Similar to “Boyfriend” and “What I Need”, this song alludes to a secret love affair where one partner isn’t ready to come out or make things official. But while both of those songs embrace the confusion of the situationship, this serves a different function.
This is the kind of song that you can play even when you are absolutely heartbroken to pick yourself up, find some catharsis, and tell the other person they will eventually regret their decision. Maybe they will, maybe they won’t. But singalong bangers like this are the pickup we have all needed at one point. It is bittersweet and absolutely addictive.
This list started with cringe and it seems fitting for who I am as a human being to end it with cringe:
10) “Karma” by JoJo Siwa (2024)
Now I know it is hard to believe this is the last song on the list. How can that be when Siwa herself invented gay pop?
All teasing aside, I feel like people are going way too hard roasting Siwa. She is a baby gay in her prime. I shudder to think what I would have said and done at her age if I had the platform she has. It reminds me of something I read a while back that said all college-age people should be able to write one cringy Medium article and then have it wiped from existence and everyone’s memories.
Based on her recent interview on the Call Her Daddy podcast, Siwa is far more self-aware of the cringe she exudes than most people give her credit for. Her answer to every gaffe she’s made was basically, “this is the full context but yeah I would be making fun of me too if I saw that.”

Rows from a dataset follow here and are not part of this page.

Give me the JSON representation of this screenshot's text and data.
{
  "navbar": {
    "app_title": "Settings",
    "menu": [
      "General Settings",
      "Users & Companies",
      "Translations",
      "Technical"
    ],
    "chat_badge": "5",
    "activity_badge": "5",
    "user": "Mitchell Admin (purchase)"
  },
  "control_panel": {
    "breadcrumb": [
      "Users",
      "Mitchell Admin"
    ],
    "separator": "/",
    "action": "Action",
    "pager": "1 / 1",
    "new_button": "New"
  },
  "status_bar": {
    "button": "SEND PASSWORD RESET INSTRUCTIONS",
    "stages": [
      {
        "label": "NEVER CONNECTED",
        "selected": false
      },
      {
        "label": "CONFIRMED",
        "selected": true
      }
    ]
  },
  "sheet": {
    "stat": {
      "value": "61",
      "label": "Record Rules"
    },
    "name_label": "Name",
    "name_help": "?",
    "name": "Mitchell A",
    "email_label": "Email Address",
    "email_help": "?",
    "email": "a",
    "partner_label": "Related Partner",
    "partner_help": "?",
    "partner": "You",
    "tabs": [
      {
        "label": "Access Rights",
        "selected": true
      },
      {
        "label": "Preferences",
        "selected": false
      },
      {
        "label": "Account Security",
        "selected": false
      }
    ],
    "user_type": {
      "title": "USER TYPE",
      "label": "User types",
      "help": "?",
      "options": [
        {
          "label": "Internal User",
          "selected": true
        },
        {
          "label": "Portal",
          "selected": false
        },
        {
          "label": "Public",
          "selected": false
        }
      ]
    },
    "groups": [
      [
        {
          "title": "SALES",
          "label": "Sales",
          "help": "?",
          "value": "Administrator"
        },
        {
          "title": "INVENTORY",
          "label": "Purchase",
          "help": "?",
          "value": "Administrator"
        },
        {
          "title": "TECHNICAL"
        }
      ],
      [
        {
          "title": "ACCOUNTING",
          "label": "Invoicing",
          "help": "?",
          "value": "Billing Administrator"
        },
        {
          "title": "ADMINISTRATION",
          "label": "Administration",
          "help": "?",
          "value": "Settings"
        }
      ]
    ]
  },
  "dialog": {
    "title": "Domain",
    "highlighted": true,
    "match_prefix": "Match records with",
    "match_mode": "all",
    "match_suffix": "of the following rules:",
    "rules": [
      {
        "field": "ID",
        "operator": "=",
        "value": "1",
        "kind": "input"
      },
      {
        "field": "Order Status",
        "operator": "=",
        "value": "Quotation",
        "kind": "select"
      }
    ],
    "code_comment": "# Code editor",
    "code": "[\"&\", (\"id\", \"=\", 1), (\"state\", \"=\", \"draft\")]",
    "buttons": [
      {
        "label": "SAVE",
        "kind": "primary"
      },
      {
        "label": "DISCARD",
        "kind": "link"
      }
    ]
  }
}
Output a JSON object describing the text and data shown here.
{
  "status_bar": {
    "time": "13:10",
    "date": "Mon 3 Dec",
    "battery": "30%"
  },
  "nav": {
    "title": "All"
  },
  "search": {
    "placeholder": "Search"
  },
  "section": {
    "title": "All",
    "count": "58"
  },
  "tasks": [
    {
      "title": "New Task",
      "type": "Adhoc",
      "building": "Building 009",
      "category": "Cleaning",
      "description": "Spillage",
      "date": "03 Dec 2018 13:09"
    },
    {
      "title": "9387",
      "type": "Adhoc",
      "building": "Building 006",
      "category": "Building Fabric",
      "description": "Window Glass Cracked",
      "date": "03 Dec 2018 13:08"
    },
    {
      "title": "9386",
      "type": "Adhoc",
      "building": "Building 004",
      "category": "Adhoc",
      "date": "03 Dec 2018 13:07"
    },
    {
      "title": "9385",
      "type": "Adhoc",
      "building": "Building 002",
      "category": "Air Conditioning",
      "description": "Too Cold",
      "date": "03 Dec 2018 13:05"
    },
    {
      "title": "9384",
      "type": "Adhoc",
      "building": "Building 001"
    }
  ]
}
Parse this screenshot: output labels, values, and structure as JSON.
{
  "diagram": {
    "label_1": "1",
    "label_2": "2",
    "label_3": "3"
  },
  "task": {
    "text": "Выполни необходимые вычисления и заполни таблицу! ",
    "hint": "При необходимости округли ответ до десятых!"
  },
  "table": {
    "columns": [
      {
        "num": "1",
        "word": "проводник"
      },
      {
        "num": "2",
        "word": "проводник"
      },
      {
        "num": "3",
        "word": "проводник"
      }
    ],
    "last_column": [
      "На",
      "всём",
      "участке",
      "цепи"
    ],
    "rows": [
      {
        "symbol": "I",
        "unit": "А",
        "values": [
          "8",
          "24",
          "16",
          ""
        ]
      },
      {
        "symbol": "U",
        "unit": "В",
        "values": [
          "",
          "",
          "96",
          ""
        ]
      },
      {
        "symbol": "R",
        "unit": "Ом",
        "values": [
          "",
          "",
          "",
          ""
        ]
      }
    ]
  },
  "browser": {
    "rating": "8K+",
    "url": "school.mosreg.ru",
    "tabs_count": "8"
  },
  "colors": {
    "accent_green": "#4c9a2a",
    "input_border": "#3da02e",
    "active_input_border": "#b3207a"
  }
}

Furthermore, it does feel groundbreaking to have a child star kind of known for her family-friendly/innocent demeanor coming out as a lesbian.
And most of all? I do actually kind of like this cheesy song. It feels like a lesbian version of “The Call” by the Backstreet Boys (a music video that still puzzles me to this very day), where the protagonist seems torn between some semblance of regret at their indiscretions while reveling in their badness a bit too much to garner much if any sympathy.
It is admittedly the least queer in terms of the lyrics themselves since she doesn’t specify a gender for the love interest she cheated on, but the video is ridiculously campy and gay and given how much of a moment she and the song are having I wanted to throw it in.
Also Rans/Discard Pile:
It was tough narrowing this down to 10 songs.
Cuts include the absolutely addictive and raunchy “Slumber Party” by Ashnikko featuring Princess Nokia and “Girlfriend” by Rebecca Black (yes THAT Rebecca Black is absolutely queer and has some great music. “Girlfriend” in particular would have tapped into another important theme for lesbians: boldly declaring you are getting back together with an ex-girlfriend because this time you just know it will be different. As Chappell Roan would say, good luck with that babe!
I know there are some key artists not on here like girl in red and G Flip (when my wife was confused during The L Word: Generation Q when the characters started excitedly talking about someone named “G Flip” I excitedly proclaimed “I know what a G Flip is!”). Truths be told I just haven’t listened to a lot of their music – my tastes are basic and catchy pop.
Another big miss is Lady Gaga, but I wanted to focus as much as possible on songs with prominent and pervasive lyrics alluding to a woman’s romantic relationships with other women even at the cost of including “Poker Face” or “Americano.” Same thing for Miley Cyrus – I adore her and she exudes big queer energy but I had to stick to what felt right.
In general, I truly feel like we are living in a Golden Age of lesbian pop music, which explains what could easily come across as recency bias on this list.
Feel free to sound off in the comments about what you would have swapped in, or if it was more offensive to include “I Kissed a Girl” or “Karma” on this list.